そんな集団から進んで歩みだしたのは、いつぞや世話になったアーセルだった。
「聞け、魔術師よ。今日は貴様に恐れ多くも公爵閣下が……」
やつの足が敷地に踏み込んだ時、アドミーナがいつもの調子で告げた。
「たった今、ゴミ虫が進入しました。抹殺してもよろしいでしょうか」
「うん。良いよ」
「では焼却します」
正面玄関から放たれたのは一筋の光。魔獣さえも一瞬で焼き焦がす光線なのだが、それは反射的に避けられた感じで、空だけを裂いた。成果といえば、アーセルの後ろ毛を軽く燃やした程度。勘の鋭い奴め。
「貴様ァ! 話を最後まで聞かんか、この愚か者め!」
「うっせぇぞボケ。オレはてめぇと仲良くお喋りするような間柄か、オイ?」
「良いから聞け。今は公爵閣下と……」
その時だ。後方の馬車が開き、若い男が姿を現した。スラリと伸びた足が地面に降りる、ハズだったが、それは供の人間が絨毯を敷く事で回避された。野外で長々と展開された赤絨毯。その光景の異様さもそうだが、野外にも関わらず靴の汚れを嫌う神経が、何よりも強く嫌悪感を誘った。
「口やかましく騒ぐな。耳が汚れる」
「大変申し訳ございません。今すぐにあやつを説き伏せますので」
「退がっておれ、下郎が。子供の遣いすら満足にできぬ無能にこれ以上任せられるか」
何だか偉そうなヤツが登場した。立ち振る舞いや仕草から、遠目でもいけ好かない人物だということが分かる。傍に居たら悪態のひとつでも投げつけたくなりそうだ。アーセルの野郎を万座で罵倒したのは好ポイントだが、それを差っ引いても悪感情の方が強い。

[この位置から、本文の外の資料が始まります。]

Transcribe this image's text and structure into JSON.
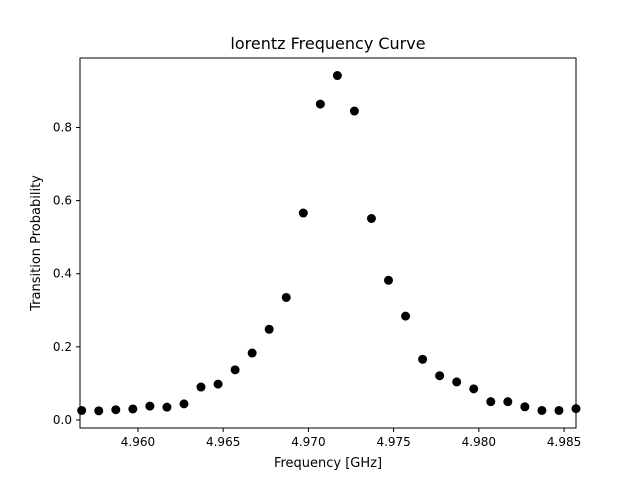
{
  "chart_data": {
    "type": "scatter",
    "title": "lorentz Frequency Curve",
    "xlabel": "Frequency [GHz]",
    "ylabel": "Transition Probability",
    "xlim": [
      4.9566,
      4.9857
    ],
    "ylim": [
      -0.022,
      0.99
    ],
    "grid": false,
    "legend": "none",
    "marker_color": "#000000",
    "xticks": [
      4.96,
      4.965,
      4.97,
      4.975,
      4.98,
      4.985
    ],
    "xtick_labels": [
      "4.960",
      "4.965",
      "4.970",
      "4.975",
      "4.980",
      "4.985"
    ],
    "yticks": [
      0.0,
      0.2,
      0.4,
      0.6,
      0.8
    ],
    "ytick_labels": [
      "0.0",
      "0.2",
      "0.4",
      "0.6",
      "0.8"
    ],
    "x": [
      4.9567,
      4.9577,
      4.9587,
      4.9597,
      4.9607,
      4.9617,
      4.9627,
      4.9637,
      4.9647,
      4.9657,
      4.9667,
      4.9677,
      4.9687,
      4.9697,
      4.9707,
      4.9717,
      4.9727,
      4.9737,
      4.9747,
      4.9757,
      4.9767,
      4.9777,
      4.9787,
      4.9797,
      4.9807,
      4.9817,
      4.9827,
      4.9837,
      4.9847,
      4.9857
    ],
    "y": [
      0.026,
      0.025,
      0.028,
      0.03,
      0.038,
      0.035,
      0.044,
      0.09,
      0.098,
      0.137,
      0.183,
      0.248,
      0.335,
      0.566,
      0.864,
      0.942,
      0.845,
      0.551,
      0.382,
      0.284,
      0.166,
      0.121,
      0.104,
      0.085,
      0.05,
      0.05,
      0.036,
      0.026,
      0.026,
      0.031
    ]
  }
}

「魔術師よ。貴様は誰に断ってこのような塔を建てたのだ?」
男がアゴを反らしながら言った。地上から5階の人間を見下そうとすると、かなり無茶な角度を求められるんだが、アイツは成し遂げた。なんて無駄な技術力だろうか。
「別に許可は得てない。だが前の公爵さんには黙認して貰えたぞ」
「前任のボンクラなど関係ない。今はもう別の時代なのだ」
「ほう。随分な言い草だな」
「些末(さまつ)な話など、今はどうでも良い。本来ならば貴様を反逆分子として始末する所だが、この塔を明け渡すというのなら命だけは助けてやる」
「何言ってんだお前?」
「この慈悲が分からんか。私がその気になれば、万余の軍が動く……」
その時、男が敷地に足を踏み入れた。そこで聞こえたのは、やはりというかアドミーナの声だった。
「たった今、ゴミカス野郎が進入しました。抹殺してもよろしいでしょうか」
「うん。良いよ」
「では焼却します」
致命の光が男を襲う。だが寸での所でアーセルが身を挺して庇い、男を光から遠ざけた。その代償として、アーセルのケツが燃え始める。
「い……命が要らんようだなッ!」
男は叫んだかと思うと、アーセルの体を蹴って押しのけ、這う様にして馬車へと駆け込んだ。そして去り際に「この恨みは忘れん」みたいな言葉を残し、一団は去っていった。
「何だったんだ、アイツら」
よく分からん組み合わせが、よく分からん要求をして、最終的には逃げた。これをどう解釈すれば良いのか分からず、クロエ達に質問されても上手く答えられなかった。
「今のは何だったんですか?」
などと聞かれても、こっちが知りたいくらいだ。
それから数日後。明け方という早すぎる時間帯にピーヨピーヨと鳴る。朝っぱらからウルサイなと思っていると、アドミーナの言葉に絶句し、カーテンを開けた。
窓の向こうには、今にも昇らんとする太陽のもとで、街道を埋め尽くす程の軍勢がひしめき合っていた。